De nouveaux équipements apparaissent ou se répandent : les moulins à roue hydraulique deviennent presque aussi nombreux que les moulins à manège qui avaient dominé le début du XVIIIe siècle, tous sont habillés d’une case   ou cage de maçonnerie souvent couverte en tuiles, quand l’habitat n’est couvert que d’essentes ou de paille. Les premiers moulins à vent, apparus très tôt sur la côte sous le vent sont désormais, pour la plupart, localisés au vent. L’ensemble des installations agroindustrielles tend à se construire en dur, en particulier les cheminées et les purgeries ; les couvertures prennent des proportions importantes qui tranchent dans le paysage  .

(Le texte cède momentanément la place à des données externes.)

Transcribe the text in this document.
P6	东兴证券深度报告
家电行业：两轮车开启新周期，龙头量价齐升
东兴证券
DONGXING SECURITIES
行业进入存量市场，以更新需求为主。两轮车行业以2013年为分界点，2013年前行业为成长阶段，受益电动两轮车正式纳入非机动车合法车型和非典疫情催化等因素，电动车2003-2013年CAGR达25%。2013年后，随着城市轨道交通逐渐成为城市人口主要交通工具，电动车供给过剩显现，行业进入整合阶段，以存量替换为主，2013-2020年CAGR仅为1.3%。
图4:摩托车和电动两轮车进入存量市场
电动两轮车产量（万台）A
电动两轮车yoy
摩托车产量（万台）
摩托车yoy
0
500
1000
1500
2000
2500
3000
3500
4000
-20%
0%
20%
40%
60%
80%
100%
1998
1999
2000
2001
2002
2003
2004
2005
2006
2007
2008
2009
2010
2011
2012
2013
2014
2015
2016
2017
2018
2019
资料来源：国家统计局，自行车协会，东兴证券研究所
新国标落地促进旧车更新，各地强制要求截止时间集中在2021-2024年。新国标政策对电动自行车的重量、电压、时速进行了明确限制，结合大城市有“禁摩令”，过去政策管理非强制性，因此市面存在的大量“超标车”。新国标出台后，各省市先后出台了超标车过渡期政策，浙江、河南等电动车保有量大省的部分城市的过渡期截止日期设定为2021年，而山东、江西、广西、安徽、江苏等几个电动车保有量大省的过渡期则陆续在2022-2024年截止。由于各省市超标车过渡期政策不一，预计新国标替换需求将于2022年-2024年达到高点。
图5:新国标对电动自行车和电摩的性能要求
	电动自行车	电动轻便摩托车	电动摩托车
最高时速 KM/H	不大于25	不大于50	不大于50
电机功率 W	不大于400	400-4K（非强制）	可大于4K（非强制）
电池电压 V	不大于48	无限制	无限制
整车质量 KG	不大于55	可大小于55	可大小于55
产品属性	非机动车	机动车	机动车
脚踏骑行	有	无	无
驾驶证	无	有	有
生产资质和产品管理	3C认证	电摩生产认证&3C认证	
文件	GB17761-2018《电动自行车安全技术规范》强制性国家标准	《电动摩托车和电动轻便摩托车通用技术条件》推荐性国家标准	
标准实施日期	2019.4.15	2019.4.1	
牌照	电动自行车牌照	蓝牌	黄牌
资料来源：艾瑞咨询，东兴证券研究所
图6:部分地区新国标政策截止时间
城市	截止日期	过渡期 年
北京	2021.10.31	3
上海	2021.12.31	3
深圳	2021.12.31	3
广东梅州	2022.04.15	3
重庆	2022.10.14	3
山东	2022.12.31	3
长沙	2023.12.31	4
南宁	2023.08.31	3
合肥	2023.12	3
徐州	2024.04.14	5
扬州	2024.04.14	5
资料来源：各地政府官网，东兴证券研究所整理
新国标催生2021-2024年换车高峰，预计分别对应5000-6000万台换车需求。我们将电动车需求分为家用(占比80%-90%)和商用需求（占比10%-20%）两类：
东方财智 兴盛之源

La concentration des terres cannières dans les limites d’un nombre moindre d’habitations influe considérablement sur le nombre des esclaves. Plus nombreux et plus concentrés sur un même domaine, ils perdent peu à peu le bénéfice du jardin de case   et du samedi nègre, moins rentables pour les propriétaires que la distribution des ’vivres communs’ cultivés sur l’habitation   ou achetés aux habitations vivrières. Le hameau des esclaves, avec ses cabanes alignées cote à cote devient la réalité de toutes les habitations sucreries : il n’y a plus de place pour de ’petites guinées’, seulement pour quelques poules et cochons.

Restitution du paysage du Macouba vers 1800. Dessin Urba 97.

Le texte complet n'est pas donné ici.